El 22 de julio de 2000 el Santo Padre Juan Pablo II, ya casi al término de su estancia en la
diócesis de Aosta, donde había pasado su descanso veraniego, celebró una Misa destinada
a toda la diócesis: sacerdotes,
religiosos y fieles y en su homilía recordaba la celebración de la fiesta de
Santa Maria Magdalena ese mismo día.
“La liturgia de hoy – decía en su homilía Juan Pablo II - se caracteriza por
una especie de movimiento, de "carrera" del corazón y del espíritu,
impulsados por el amor de Cristo. Las palabras de san Pablo: "caritas
Christi urget nos" (2 Co 5, 14), que escucharemos dentro de poco en
la primera lectura, pueden y deben inspirar la vida de cada sacerdote, como
marcaron la de María de Magdala.
La Magdalena siguió hasta el Calvario a Cristo, que la había curado. Estuvo
presente en la crucifixión, en la muerte y en la sepultura de Jesús. Junto con
la Madre santísima y el discípulo amado recogió su último suspiro y el tácito
testimonio de su costado traspasado: comprendió que su salvación estaba en
aquella muerte, en aquel sacrificio. Y el Resucitado, como nos narra el
evangelio de hoy, quiso mostrar su cuerpo glorioso ante todo a ella, que había
llorado intensamente por su muerte. A ella quiso confiarle "el primer
anuncio de la alegría pascual" (Colecta), para recordarnos que
precisamente a quien contempla con fe y amor el misterio de la pasión y muerte
del Señor, se le revela la luminosa gloria de su resurrección.
Así María Magdalena nos enseña que nuestra vocación de apóstoles se
arraiga en nuestra experiencia personal de Cristo. Nuestro encuentro con él
suscita un nuevo estilo de vida, ya no centrado en nosotros mismos, sino en él,
que murió y resucitó por nosotros (cf. 2 Co 5, 15), renunciando al
hombre viejo para conformarnos cada vez más plenamente a Cristo, el Hombre
nuevo.
Esta enseñanza de vida se aplica, con especial elocuencia, a nosotros,
pastores de la Iglesia, llamados a guiar al pueblo de Dios con la palabra, pero
sobre todo con el testimonio de nuestra vida. Por tanto, estamos llamados a una
intimidad mayor con Cristo, que nos ha elegido como sus amigos: "Vos autem
dixi amicos" (Jn 15, 15).
Amadísimos hermanos en el sacerdocio, os deseo a cada uno que mantengáis
siempre viva vuestra comunión con Cristo.

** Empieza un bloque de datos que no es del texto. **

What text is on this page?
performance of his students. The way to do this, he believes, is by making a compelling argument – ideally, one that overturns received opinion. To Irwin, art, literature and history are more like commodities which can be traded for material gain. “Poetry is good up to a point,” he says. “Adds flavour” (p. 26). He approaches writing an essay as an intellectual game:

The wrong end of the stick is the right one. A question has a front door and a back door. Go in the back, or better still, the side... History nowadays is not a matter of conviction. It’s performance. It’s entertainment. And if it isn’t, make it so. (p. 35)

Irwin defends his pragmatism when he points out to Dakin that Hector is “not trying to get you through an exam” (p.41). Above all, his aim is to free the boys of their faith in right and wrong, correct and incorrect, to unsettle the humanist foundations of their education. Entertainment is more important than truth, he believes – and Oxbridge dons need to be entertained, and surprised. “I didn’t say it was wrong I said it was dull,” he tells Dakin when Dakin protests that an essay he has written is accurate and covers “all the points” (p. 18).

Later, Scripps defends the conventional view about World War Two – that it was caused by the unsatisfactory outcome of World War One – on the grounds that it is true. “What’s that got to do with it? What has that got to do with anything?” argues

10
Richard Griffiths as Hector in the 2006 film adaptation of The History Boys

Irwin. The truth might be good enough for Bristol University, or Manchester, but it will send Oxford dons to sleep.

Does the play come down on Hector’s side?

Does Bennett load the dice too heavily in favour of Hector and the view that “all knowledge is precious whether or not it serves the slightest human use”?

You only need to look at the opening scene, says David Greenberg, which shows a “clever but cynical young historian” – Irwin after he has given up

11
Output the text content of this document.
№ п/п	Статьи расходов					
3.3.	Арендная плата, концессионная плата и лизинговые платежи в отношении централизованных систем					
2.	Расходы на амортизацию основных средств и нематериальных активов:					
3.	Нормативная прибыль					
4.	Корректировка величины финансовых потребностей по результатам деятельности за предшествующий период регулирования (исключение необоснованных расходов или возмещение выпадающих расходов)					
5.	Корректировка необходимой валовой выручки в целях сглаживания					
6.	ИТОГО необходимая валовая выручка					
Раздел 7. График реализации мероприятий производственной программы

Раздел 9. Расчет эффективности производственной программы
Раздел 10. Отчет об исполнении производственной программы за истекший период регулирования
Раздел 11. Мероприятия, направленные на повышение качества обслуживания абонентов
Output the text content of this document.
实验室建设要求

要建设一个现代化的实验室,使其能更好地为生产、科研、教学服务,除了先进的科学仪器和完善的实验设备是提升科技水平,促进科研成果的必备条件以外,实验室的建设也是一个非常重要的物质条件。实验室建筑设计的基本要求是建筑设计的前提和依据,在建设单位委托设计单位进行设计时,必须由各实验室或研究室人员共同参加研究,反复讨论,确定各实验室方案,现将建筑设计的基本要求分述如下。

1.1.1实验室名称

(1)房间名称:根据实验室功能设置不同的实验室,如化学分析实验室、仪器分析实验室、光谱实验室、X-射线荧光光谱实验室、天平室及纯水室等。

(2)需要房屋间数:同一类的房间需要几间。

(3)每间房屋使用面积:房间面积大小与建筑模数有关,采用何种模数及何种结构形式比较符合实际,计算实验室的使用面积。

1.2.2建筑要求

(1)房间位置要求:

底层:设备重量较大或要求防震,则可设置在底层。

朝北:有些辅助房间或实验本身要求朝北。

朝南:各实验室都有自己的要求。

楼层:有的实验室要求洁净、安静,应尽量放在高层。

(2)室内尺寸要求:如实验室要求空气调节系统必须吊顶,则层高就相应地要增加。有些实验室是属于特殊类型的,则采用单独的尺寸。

Que su amor os impulse en vuestro
apostolado, no sólo en las grandes ocasiones, sino sobre todo en las
ordinarias, en las situaciones diarias. La unión íntima con Dios, alimentada en
la santa misa, en la liturgia de las Horas y en la oración personal lleva al
sacerdote a desempeñar con fe y caridad su ministerio pastoral. Precisamente en
esta intimidad con Jesús reside el secreto de su misión.”